Sabah, erkende kalkıp South African Airways’in Johannesburg ofisini arıyorum. Bagajlarımızın sabah 10 uçağı ile geleceğini öğreniyoruz, rahatlıyoruz.. Bu arada kaldığımız hostel “Lungile Backpackers” (www.lungilebackpackers.co.za) çok cool bir yer. Konum olarak merkeze az uzak olsa da, okyanusa 5 dk yürüme mesafesinde. Ama hostelde çok da vakit geçiremediğimizden detaylı bir yorum yapamayacağım.

Sabah, günün değerlendirmesini çektiğimiz video..

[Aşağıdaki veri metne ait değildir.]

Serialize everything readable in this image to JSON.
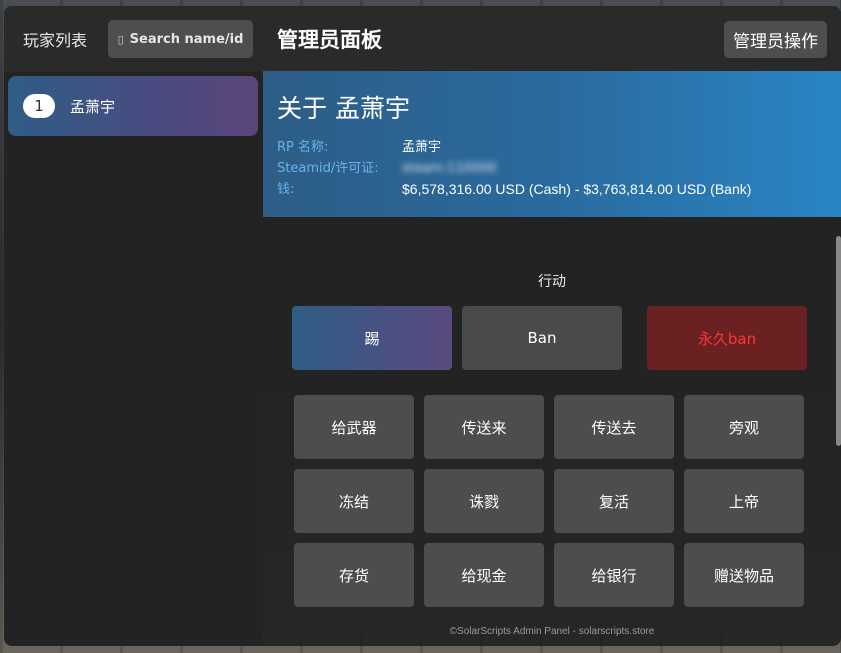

Victoria Falls’ün sularıyla yıkanmak..

11/10/2014

Bir haftadır 5’de, 6’da kalktığımız günlerden sonra, bugün 8’de uyanmak ilaç gibi geldi desem yeridir, resmen refresh olduk. Ekiple son kahvaltımızı edip, hepsiyle vedalaştık, bir gün biryerlerde görüşmek dilekleriyle.. Kaldığımız yerin 10:00’daki free shuttle’ını kullanarak Livingstone Post Office’in oraya gittik. Önce otogarı bulup, “Mazhandu Family Bus” firmasından ertesi sabah için Lusaka’ya bilet aldık. Livingstone-Lusaka arası bilet adam başı 110 Kwacha. Bu arada Zambia’da para birimi “kwacha” ve biz seyahat ederken 100 kwacha 30 TL kadardı.

20141011_102835

Sonra, 15 dk kadar merkeze yürüdük ve gece kalacağımız hostele (Fawlty Towers)’a yerleştik. Kendimize güzel bir market alışverişi yaptık, şelalere baka baka piknik yaparız diye planlayarak ama plan suya düştü, neden mi, az sonra.. Victoria Falls, Livingstone merkezden 11 km uzaklıkta. 40 kwacha’ya taksiyle gittik çünkü minibüs var mı bilen yok. Genelde tüm hostellerin günde bir kere shuttle’ı var ama biz shuttle saatini kaçırmışız.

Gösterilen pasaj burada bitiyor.